RE: Some Geode management metrics returning 0s after OS upgrade

Vahram Aharonyan Mon, 18 Feb 2019 04:58:32 -0800

Hi All,

Could someone confirm that I’m looking into correct charts in .gfsh 
org.apache.geode.management.MemberMXBean#getFunctionExecutionRate, 
org.apache.geode.management.MemberMXBean#getPutsRate and 
org.apache.geode.management.MemberMXBean#getGetsRate.


I do see in gfs that  CachePerfStats. “gets”, “puts” and 
“FunctionExecution.functionExecutionCalls” have non-zero values. Or could it be 
that these stats are not related to MXBean methods I’m referring to ?

Thanks,
Vahram.

From: Vahram Aharonyan <[email protected]>
Sent: Tuesday, February 12, 2019 9:20 PM
To: [email protected]
Subject: RE: Some Geode management metrics returning 0s after OS upgrade

Hi Darrel,

Thanks for the feedback.
Actually we continuously do region put/gets and function executions.
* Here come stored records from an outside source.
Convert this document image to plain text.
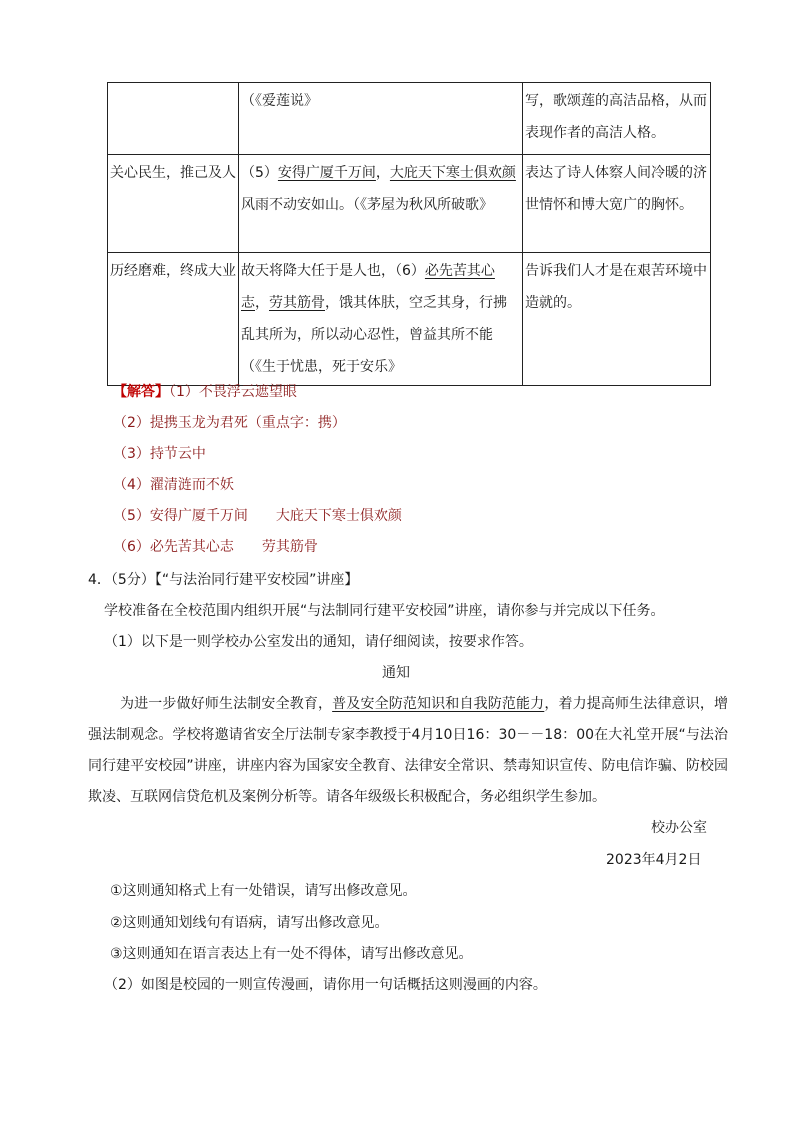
	（《爱莲说》	写，歌颂莲的高洁品格，从而表现作者的高洁人格。
关心民生，推己及人	（5）安得广厦千万间，大庇天下寒士俱欢颜风雨不动安如山。（《茅屋为秋风所破歌》	表达了诗人体察人间冷暖的济世情怀和博大宽广的胸怀。
历经磨难，终成大业	故天将降大任于是人也，（6）必先苦其心志，劳其筋骨，饿其体肤，空乏其身，行拂乱其所为，所以动心忍性，曾益其所不能（《生于忧患，死于安乐》	告诉我们人才是在艰苦环境中造就的。
【解答】（1）不畏浮云遮望眼
（2）提携玉龙为君死（重点字：携）
（3）持节云中
（4）濯清涟而不妖
（5）安得广厦千万间 大庇天下寒士俱欢颜
（6）必先苦其心志 劳其筋骨
4．（5分）【“与法治同行建平安校园”讲座】
学校准备在全校范围内组织开展“与法制同行建平安校园”讲座，请你参与并完成以下任务。
（1）以下是一则学校办公室发出的通知，请仔细阅读，按要求作答。
通知
为进一步做好师生法制安全教育，普及安全防范知识和自我防范能力，着力提高师生法律意识，增强法制观念。学校将邀请省安全厅法制专家李教授于4月10日16：30－－18：00在大礼堂开展“与法治同行建平安校园”讲座，讲座内容为国家安全教育、法律安全常识、禁毒知识宣传、防电信诈骗、防校园欺凌、互联网信贷危机及案例分析等。请各年级级长积极配合，务必组织学生参加。
校办公室
2023年4月2日
①这则通知格式上有一处错误，请写出修改意见。
②这则通知划线句有语病，请写出修改意见。
③这则通知在语言表达上有一处不得体，请写出修改意见。
（2）如图是校园的一则宣传漫画，请你用一句话概括这则漫画的内容。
If I’m not 
mistaken we have seen some non-0 values in CachePerfStats “gets” and “puts” 
metrics. Are these the ones that are getting propagated in  
org.apache.geode.management.MemberMXBean#getPutsRate, 
org.apache.geode.management.MemberMXBean#getGetsRate I mentioned before?

And could it be that for 
“org.apache.geode.management.MemberMXBean#getFunctionExecutionRate” I should 
refer to “FunctionExecution.functionExecutionCalls” in gfs?

Thanks,
Vahram.

From: Darrel Schneider <[email protected]<mailto:[email protected]>>
Sent: Tuesday, February 12, 2019 8:08 PM
To: [email protected]<mailto:[email protected]>
Subject: Re: Some Geode management metrics returning 0s after OS upgrade

You need to actually be executing functions and doing region puts/gets for 
these stats to be non-zero.
The gfs files record the gets/puts in the CachePerfStats. One CachePerfStats 
represents a combination of all the regions. Other CachePerfStats represent 
just one region (those have that region name on them). You want to look at the 
first one as it represents the entire cache.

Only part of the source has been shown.